(January 11, 2023 at 11:29 am)Objectivist Wrote: No, the argument is that if an omnipotent god wanted us to know it existed and have a relationship with it then we'd know and have a relationship with it.
Right. You're saying IF an omnipotent god wanted a certain thing, he would certainly do certain things.
My response is that we don't know what an omnipotent omniscient God would do. We don't know what it would want for us, if anything.
Also, if God is the ground of being and the form of the good and the actualization of all potentials, as Christians claim, then we DO have a relationship with it -- an extremely involved one. It's just not the kind of anthropomorphic relationship which people here seem to want.
Quote:There are no other kinds of rationality, you either think in accordance with facts and logic or you don't.
I don't know of any other kinds of rationality. But I am a human being, and I think like a human being. It's a big universe -- who knows what things exist which humans can't begin to grasp.
Also there's the question of what the facts are. History shows that people's ideas of the facts tend to change. Naturally, we think we are the only time and place and social group in history to have the facts right. But more skeptical people keep in mind that we may be wildly wrong -- and are certainly severely limited.

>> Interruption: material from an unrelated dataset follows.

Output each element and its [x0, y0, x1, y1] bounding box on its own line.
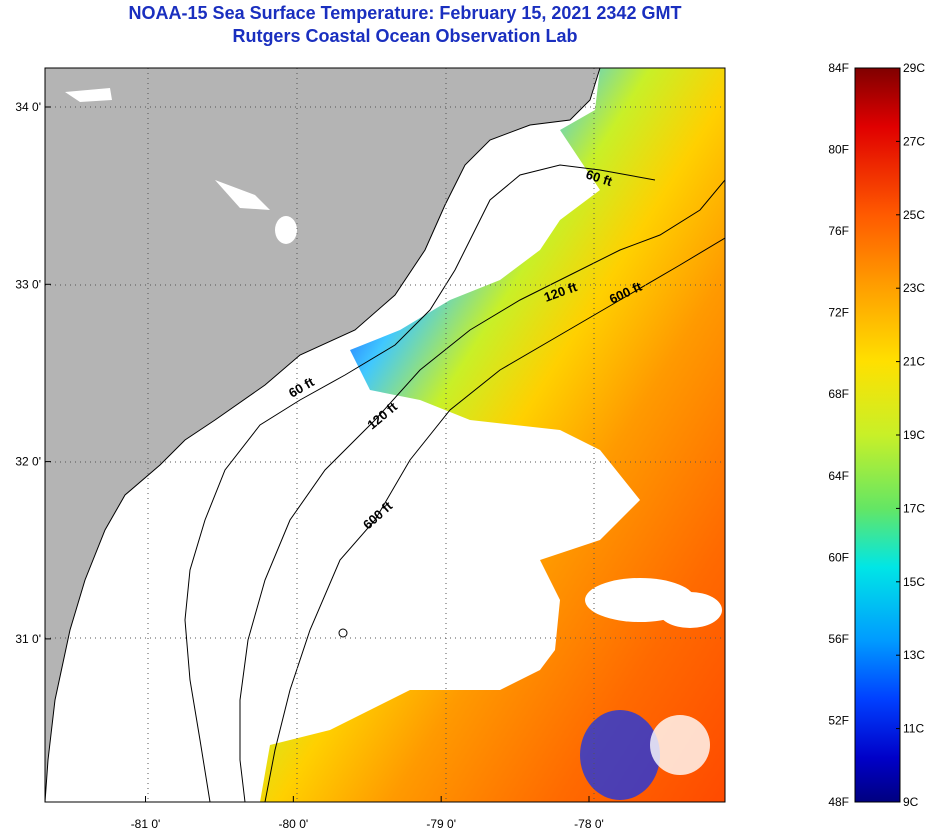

Quote: You are right, I don't think an omniscient being would have any need for reason guided by logic because it would not need a method of thinking to weed out errors, it would be incapable of errors. If you want to know what led me away from Christianity, it was the fact that this god supposedly created us with this wonderful, capable brain and then expected us to believe in it based on faith which is nothing more than wishful thinking. That was the contradiction that led me to start questioning my preacher who had no answer for me but to pat me on the head and tell me to go have some cookies and not think so much.
It does sound as if your personal experience of Christianity was not a persuasive one. As with all human institutions, a great deal of what we encounter is disappointing.